A four to 12-week lab programme basically makes best practices from Red Hat's consultancy experiences open source, and formalises the benefits of getting all stakeholders into the same room to work on a project. The labs ensure for example that software developers get more visibility into the intent behind software that has been requested, eliminating misunderstandings and delays.

Allessio said the labs can:
  • Enable people with best practices and tools to foster an collaborative, transparent open culture
  • Introduce continuous and interactive automated processes that promote agility
  • Provide integrated, hybrid, open, and interoperable technology

David Worthington, Open Innovation Labs Leader, Red Hat Asia Pacific, said that the structured programmes cover three phases:

- A pre-work discovery session to identify key challenge and goals, introduce Red Hat's push button infrastructure, which lists software from Red Hat and third parties that can be adopted, menu-style;  and development of personalised learning plans for participants. Each participant receives a one-year Red Hat learning subscription with access to 50 courses to prepare for residency and beyond

- The actual residency, during which methods such as agile, scrum, and DevOps are introduced for a chosen project. The process culminates in a demo day, during which participants show their organisation the new way of working and the apps developed

- A retrospective session, during which Red Hat helps participants to create a backlog (app wishlist) and roadmap so that the organisation can take the new way of working back into the organisation and continue the new way forwards

Austin presents what participants said about their Innovation Lab experience.
Austin presents what participants said about their Innovation Lab experience.

Julian Austin, IT Development Manager, UK-based Motability Operations, had a positive experience with Red Hat Open Innovation Labs earlier this year. The company supports people with disabilities with mobility solutions, and has 630,000 customers as well as 5,000 dealers in its network.

With customer expectations evolving, Motability needed to increase business agility and decided to invest in a labs experience. At Red Hat Open Innovation Labs Motability created part of a new customer engagement platform on OpenShift. With the new way of working, the company received feedback on draft features and could improve them on the fly, instead of waiting for feedback after the platform is completed, as is typical. "This is so much cheaper than the traditional way of working," Austin said.

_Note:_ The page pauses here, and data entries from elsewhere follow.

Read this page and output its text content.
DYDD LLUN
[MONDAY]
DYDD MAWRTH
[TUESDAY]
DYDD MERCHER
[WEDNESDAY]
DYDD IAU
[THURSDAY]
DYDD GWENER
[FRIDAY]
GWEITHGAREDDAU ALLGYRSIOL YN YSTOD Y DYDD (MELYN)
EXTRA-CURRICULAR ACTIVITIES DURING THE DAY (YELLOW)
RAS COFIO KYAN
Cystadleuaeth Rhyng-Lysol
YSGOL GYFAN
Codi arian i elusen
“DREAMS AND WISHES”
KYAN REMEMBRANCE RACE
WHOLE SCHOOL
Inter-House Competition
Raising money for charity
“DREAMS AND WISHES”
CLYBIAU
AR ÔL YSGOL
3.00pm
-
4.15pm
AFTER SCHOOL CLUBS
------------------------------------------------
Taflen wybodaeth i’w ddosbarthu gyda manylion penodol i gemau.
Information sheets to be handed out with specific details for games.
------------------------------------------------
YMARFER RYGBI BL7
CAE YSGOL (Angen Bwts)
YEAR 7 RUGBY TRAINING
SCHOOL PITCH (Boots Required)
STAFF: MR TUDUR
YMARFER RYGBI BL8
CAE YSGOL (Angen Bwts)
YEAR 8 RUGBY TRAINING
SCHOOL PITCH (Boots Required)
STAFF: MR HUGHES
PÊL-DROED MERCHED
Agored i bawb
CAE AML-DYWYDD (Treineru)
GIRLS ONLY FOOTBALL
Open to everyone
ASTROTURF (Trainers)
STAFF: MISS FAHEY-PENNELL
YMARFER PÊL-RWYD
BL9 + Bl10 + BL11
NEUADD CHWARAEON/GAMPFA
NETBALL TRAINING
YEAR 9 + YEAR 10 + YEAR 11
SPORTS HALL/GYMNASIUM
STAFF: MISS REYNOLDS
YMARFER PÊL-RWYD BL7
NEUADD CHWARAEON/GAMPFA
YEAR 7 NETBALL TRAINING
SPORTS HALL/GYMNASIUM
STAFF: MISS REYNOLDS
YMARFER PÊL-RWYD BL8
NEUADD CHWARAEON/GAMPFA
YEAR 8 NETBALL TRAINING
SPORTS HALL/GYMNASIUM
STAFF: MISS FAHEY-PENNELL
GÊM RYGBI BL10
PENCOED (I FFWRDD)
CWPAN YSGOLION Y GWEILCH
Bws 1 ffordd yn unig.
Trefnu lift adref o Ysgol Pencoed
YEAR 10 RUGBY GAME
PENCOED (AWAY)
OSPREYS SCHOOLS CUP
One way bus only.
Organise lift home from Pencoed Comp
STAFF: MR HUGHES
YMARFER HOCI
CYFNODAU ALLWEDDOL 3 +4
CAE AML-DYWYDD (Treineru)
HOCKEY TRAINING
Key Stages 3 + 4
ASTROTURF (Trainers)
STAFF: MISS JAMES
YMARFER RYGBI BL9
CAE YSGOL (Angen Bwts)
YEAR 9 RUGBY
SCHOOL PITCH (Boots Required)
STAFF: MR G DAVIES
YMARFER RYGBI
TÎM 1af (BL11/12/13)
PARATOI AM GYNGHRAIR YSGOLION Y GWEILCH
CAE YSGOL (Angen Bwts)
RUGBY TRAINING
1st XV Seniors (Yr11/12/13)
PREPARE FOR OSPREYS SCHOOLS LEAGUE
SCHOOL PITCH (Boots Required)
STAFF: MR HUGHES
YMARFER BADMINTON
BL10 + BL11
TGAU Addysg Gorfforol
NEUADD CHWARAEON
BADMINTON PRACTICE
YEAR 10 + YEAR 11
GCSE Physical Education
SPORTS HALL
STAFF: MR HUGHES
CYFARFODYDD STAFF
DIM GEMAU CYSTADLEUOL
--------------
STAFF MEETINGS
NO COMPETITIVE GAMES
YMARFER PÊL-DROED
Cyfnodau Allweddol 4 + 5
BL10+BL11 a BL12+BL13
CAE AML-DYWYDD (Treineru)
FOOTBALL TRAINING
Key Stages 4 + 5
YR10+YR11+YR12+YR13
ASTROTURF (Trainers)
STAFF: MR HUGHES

"We had a lot to learn in a very short space of time and having (Red Hat) guys on tap was brilliant. It was so important to get out of our offices, our ways of working, into a different space. Getting away from culture, the old ways of working, was a key reason why we were successful."

Since June 2017, Motability has migrated to OpenShift Dedicated** 3.4 from the lab environment, and then to version 3.5. The company has introduced the new methods for creating software, and expects a new project that is integrated with its existing services to go live by October.

"We're working at much faster pace and getting it right the first time," he said, explaining that the cost of rectifying mistakes early is much lower than having to do it much later in the production cycle. "People love working this way."

While Austin liked the opportunities to learn, fluid work environment and improved team spirit, he also noted that there are still challenges to the experience, particularly with scope definition and people who could not spend the full period at the labs. "We had people on holiday, we had people who had meetings to go to, who didn't finish the whole (experience)," he said. Context shifting from work to the lab experience also took time, he added.

*There are 1,000 milliseconds in a second. There are 1,000 microseconds in a millisecond.

**OpenShift Dedicated is a private, high availability OpenShift cluster, hosted on Amazon Web Services (AWS) or Google Cloud Platform (GCP) and operated as a cloud service by Red Hat.